Irene and Tristian drove through the hole and into the men that tried to push their way into the warehouse, but the thin layer of green that sparkled where it was touched, the remnants of Haniel’s shield, held them at bay.
Irene half-climbed out of the window and with her pistols in her hands, she shot everybody in her range, causing Aradmas to fall like dominos.
The warehouse’s shield cracked under the assaults of fire and rocket projectiles, the group of men broke: one-third poured into the warehouse and the rest of them rushed toward their vehicles, jumped into them and drove toward Tristian and Uriel.

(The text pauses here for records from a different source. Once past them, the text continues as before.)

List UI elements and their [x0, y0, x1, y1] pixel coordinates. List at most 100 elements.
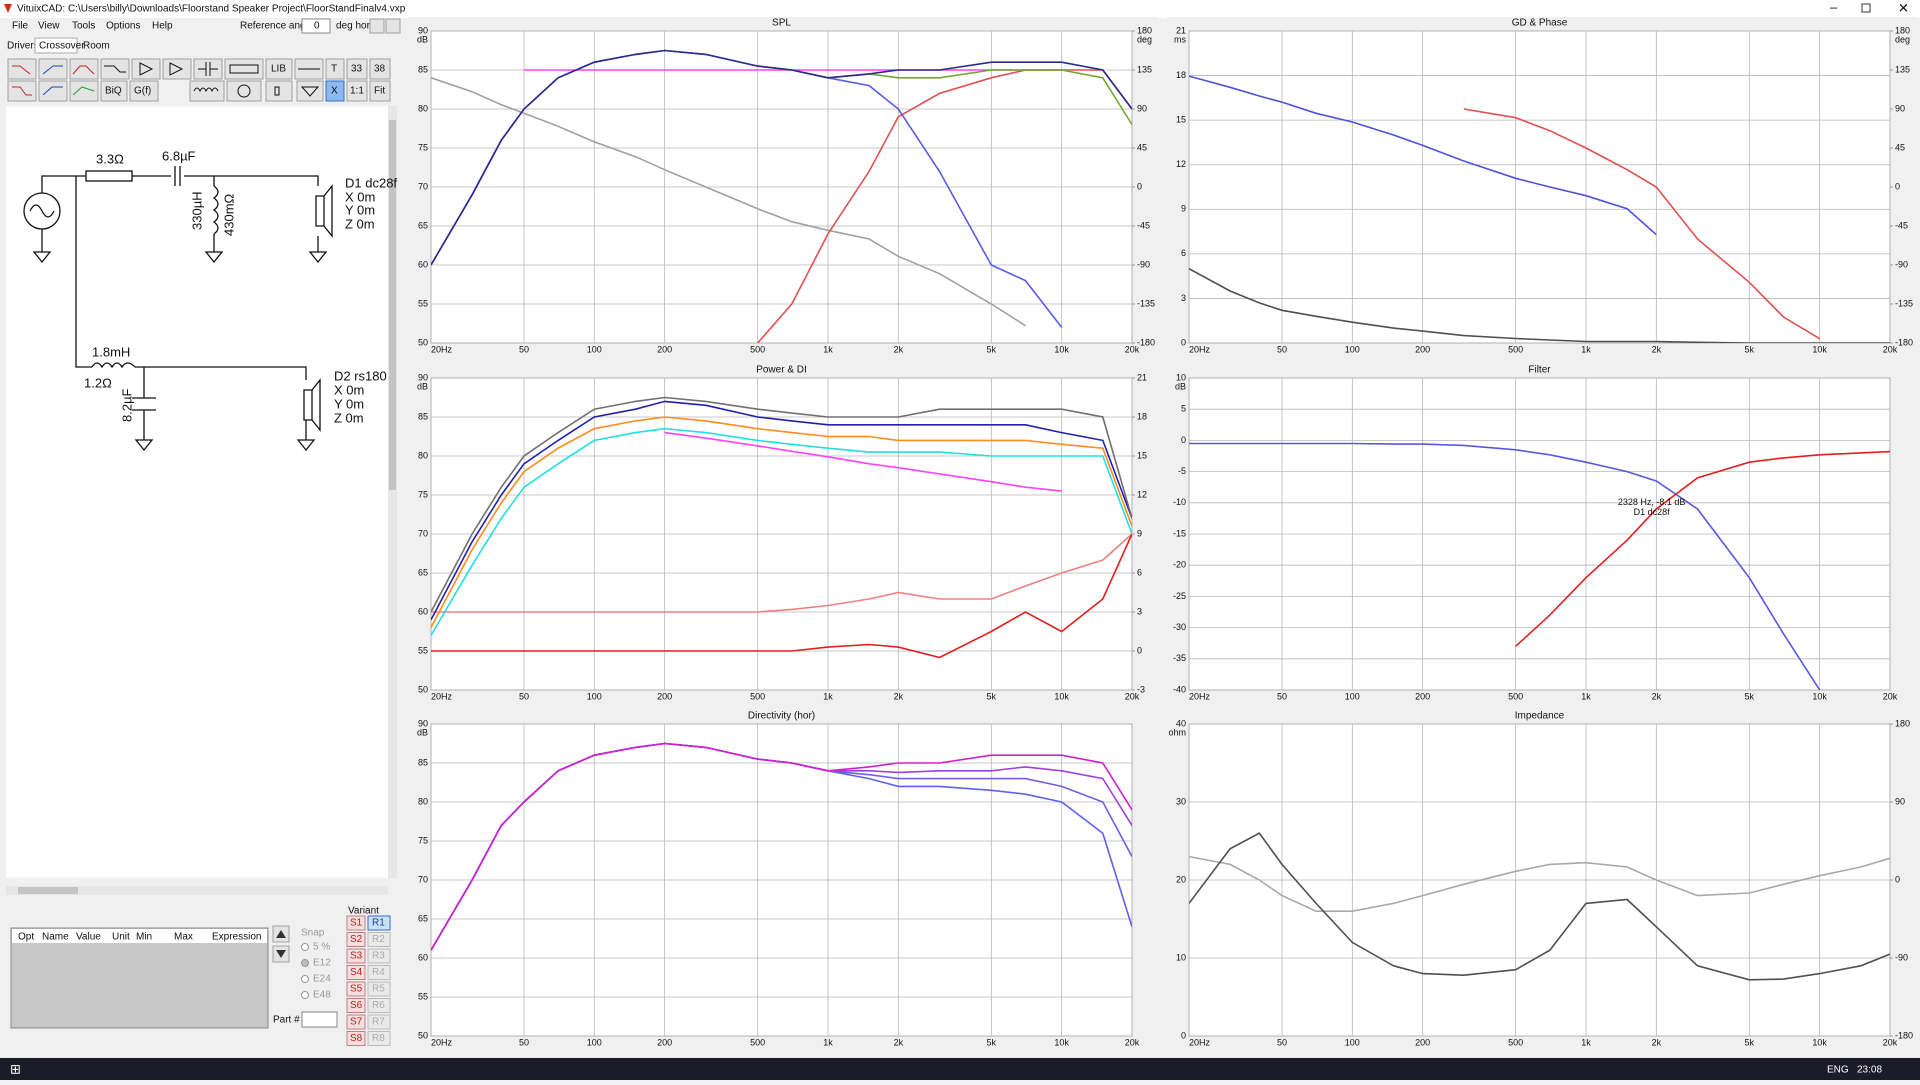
capacitor — [132, 397, 156, 411]
tab-active[interactable] — [34, 37, 78, 54]
series-line — [1189, 442, 1821, 690]
menu-item[interactable]: Help — [152, 21, 173, 32]
reference-angle-input[interactable] — [301, 18, 331, 34]
close[interactable]: ✕ — [1898, 0, 1909, 15]
tab[interactable]: Drivers — [7, 41, 39, 52]
tool-button[interactable] — [7, 58, 37, 80]
y2-tick-label: -135 — [1895, 298, 1913, 308]
scroll-thumb[interactable] — [389, 120, 396, 490]
chart-title: GD & Phase — [1512, 18, 1568, 29]
variant-s: S4 — [350, 967, 363, 978]
tool-button[interactable] — [38, 80, 68, 102]
tool-button[interactable] — [325, 58, 345, 80]
variant-label: Variant — [348, 906, 379, 917]
x-tick-label: 200 — [1415, 1037, 1430, 1047]
y-tick-label: 55 — [418, 298, 428, 308]
tool-button[interactable] — [265, 58, 293, 80]
variant-button[interactable] — [367, 1031, 391, 1046]
chart-title: Filter — [1528, 365, 1551, 376]
series-line — [1189, 832, 1890, 981]
tool-button[interactable] — [224, 58, 264, 80]
start-button[interactable]: ⊞ — [10, 1061, 21, 1076]
y-tick-label: 20 — [1176, 874, 1186, 884]
variant-button[interactable] — [367, 948, 391, 964]
variant-button[interactable] — [367, 932, 391, 947]
tool-button[interactable] — [38, 58, 68, 80]
variant-button[interactable] — [346, 998, 366, 1013]
snap-option: E24 — [313, 974, 331, 985]
radio[interactable] — [301, 943, 309, 951]
tool-button[interactable] — [296, 80, 324, 102]
tool-button[interactable] — [69, 80, 99, 102]
variant-button[interactable] — [367, 998, 391, 1013]
part-input[interactable] — [301, 1011, 338, 1028]
y-tick-label: 55 — [418, 991, 428, 1001]
tool-button[interactable] — [346, 80, 368, 102]
x-tick-label: 20Hz — [431, 1037, 453, 1047]
variant-button[interactable] — [367, 915, 391, 931]
variant-button[interactable] — [346, 932, 366, 947]
variant-button[interactable] — [367, 1014, 391, 1030]
driver-label: X 0m — [345, 189, 375, 204]
variant-button[interactable] — [367, 981, 391, 997]
column-header: Expression — [212, 932, 261, 943]
tool-button[interactable] — [100, 58, 130, 80]
tool-button[interactable] — [346, 58, 368, 80]
chart-title: SPL — [772, 18, 791, 29]
tool-button[interactable] — [100, 80, 128, 102]
maximize[interactable] — [1861, 3, 1871, 13]
variant-button[interactable] — [346, 1014, 366, 1030]
menu-item[interactable]: Tools — [72, 21, 95, 32]
tool-button[interactable] — [69, 58, 99, 80]
tool-button[interactable] — [325, 80, 345, 102]
radio[interactable] — [301, 975, 309, 983]
tool-button[interactable] — [189, 80, 225, 102]
icon — [300, 86, 320, 97]
tool-button[interactable] — [131, 58, 161, 80]
radio[interactable] — [301, 991, 309, 999]
scrollbar[interactable] — [388, 106, 397, 878]
y-tick-label: 21 — [1176, 25, 1186, 35]
tool-label: G(f) — [134, 86, 151, 97]
icon — [42, 65, 63, 75]
y-tick-label: 9 — [1181, 204, 1186, 214]
driver-label: Y 0m — [345, 202, 375, 217]
tab[interactable]: Room — [83, 41, 110, 52]
tool-button[interactable] — [193, 58, 223, 80]
variant-button[interactable] — [346, 965, 366, 980]
variant-button[interactable] — [346, 915, 366, 931]
tool-button[interactable] — [226, 80, 262, 102]
menu-item[interactable]: File — [12, 21, 29, 32]
menu-item[interactable]: View — [38, 21, 60, 32]
annotation: 2328 Hz, -8.1 dB — [1618, 497, 1686, 507]
x-tick-label: 1k — [823, 1037, 833, 1047]
variant-s: S7 — [350, 1017, 363, 1028]
x-tick-label: 2k — [1652, 691, 1662, 701]
radio[interactable] — [301, 959, 309, 967]
icon — [276, 930, 286, 938]
tool-button[interactable] — [369, 80, 391, 102]
variant-button[interactable] — [346, 1031, 366, 1046]
y-tick-label: 5 — [1181, 404, 1186, 414]
lock-button[interactable] — [385, 18, 401, 34]
variant-button[interactable] — [367, 965, 391, 980]
x-tick-label: 50 — [1277, 344, 1287, 354]
tab[interactable]: Crossover — [39, 41, 85, 52]
variant-button[interactable] — [346, 981, 366, 997]
y-unit: dB — [1175, 381, 1186, 391]
spin-button[interactable] — [369, 18, 385, 34]
ground — [32, 251, 328, 452]
scroll-thumb[interactable] — [18, 887, 78, 894]
table — [10, 927, 269, 1029]
tool-button[interactable] — [369, 58, 391, 80]
menu-item[interactable]: Options — [106, 21, 140, 32]
tool-button[interactable] — [129, 80, 159, 102]
tool-button[interactable] — [7, 80, 37, 102]
scrollbar[interactable] — [6, 886, 388, 895]
minimize[interactable]: – — [1830, 0, 1838, 14]
variant-button[interactable] — [346, 948, 366, 964]
tool-button[interactable] — [162, 58, 192, 80]
x-tick-label: 50 — [519, 344, 529, 354]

Uriel followed the black Mercedes in his monstrosity, with Haniel using the box with electric beams from the cabin on men who used rocket launchers on the trailer, which was protected with a net of high voltage electricity -- another one of Haniel’s inventions -- and a protective shield.

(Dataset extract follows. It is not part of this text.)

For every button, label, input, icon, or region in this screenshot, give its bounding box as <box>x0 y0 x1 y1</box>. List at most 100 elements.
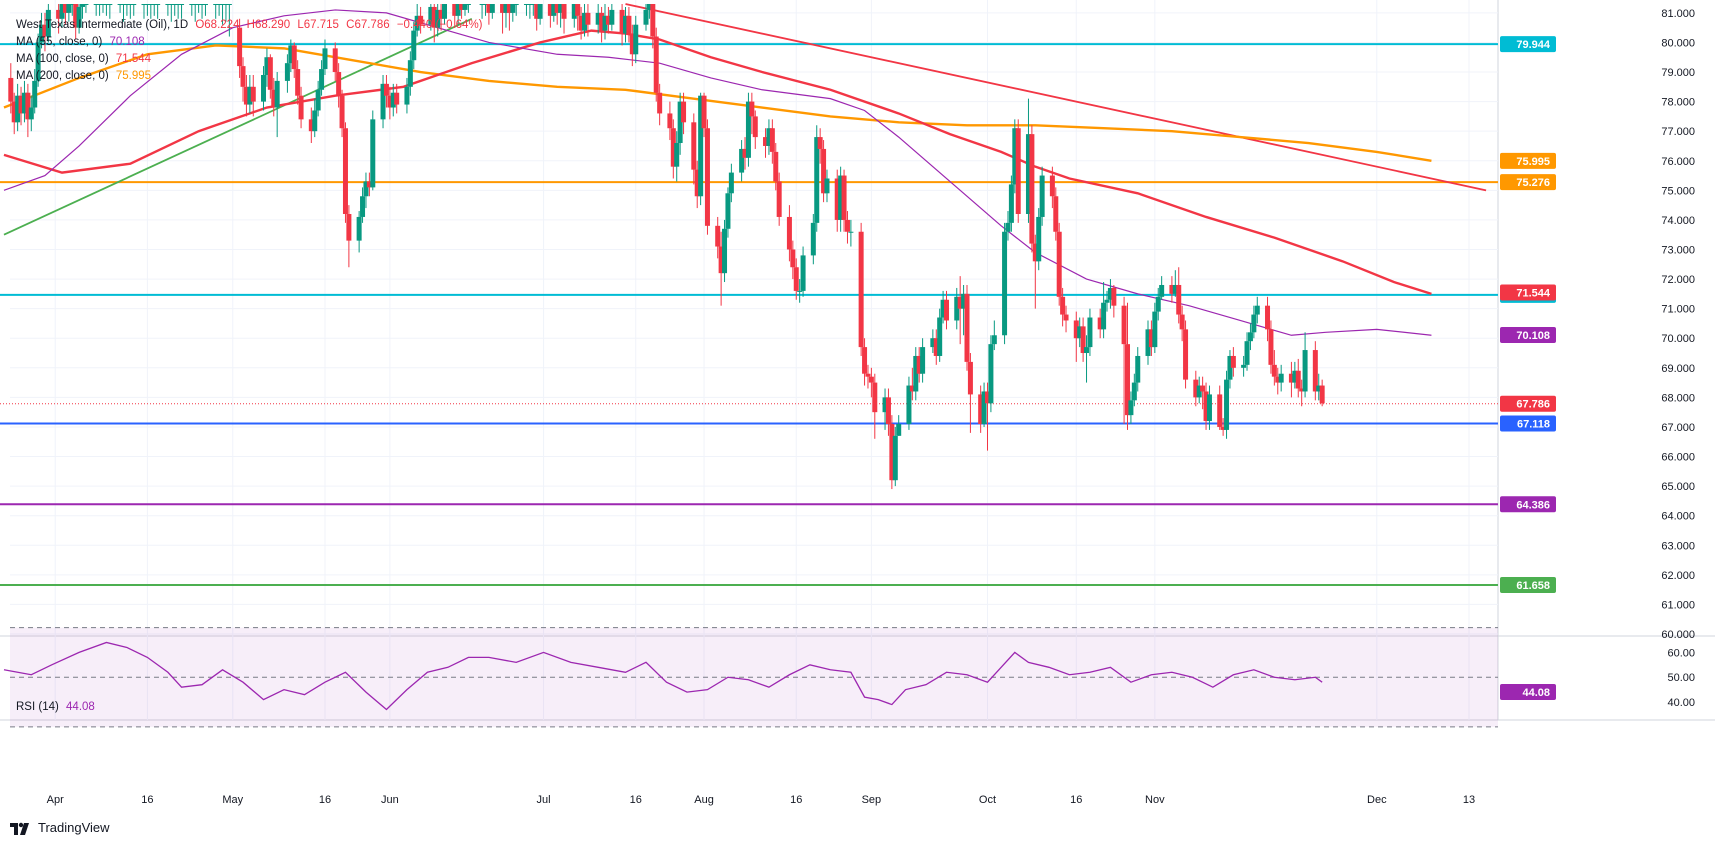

Tina knew that she didn’t need to worry about them, Haniel’s shields could take more damage than a few rockets and flame-throwers could cause, but she wished she were down there, helping them -- not that Uriel, Irene and Tristian would have allowed her. Her lips narrowed. Treating her like she was a fragile damsel in distress. How unfair.
Muriel woke her from her musing with a tap.
They climbed out over the broken glass. She wrapped her arms around Muriel’s middle then he lifted them up in the air. They circled over the warehouse, the cold wind caressed Tina’s face and seeped under her thin, leather coat, which she had borrowed from Muriel, making her wish that she had taken mittens and a cap with her.
She hid her hands in the soft black fur that covered Muriel’s arms, her gaze on the ground below her. She found the dark-blue limousine that stood at the edge of the warehouses and before which stood a petite woman with a high ponytail. She used binoculars to observe the upcoming procession.
Is that her? Tina pointed in the car’s direction, scrutinizing the silhouette dressed in a knee-length coat, with light scarf tied in a large bow around her neck and her feet shod in what appeared to be ankle boots with high heels. The girl who wants Damon.
Probably. Muriel lifted them higher in the air.
Tina pulled the edge of her woollen shawl and covered the lower part of her face, her eyes still on the woman, who now dropped the binoculars and went back into the car, which started to drive away. A new threat. Tina leaned her cheeks against the softness of Muriel’s fur. That’s all they needed.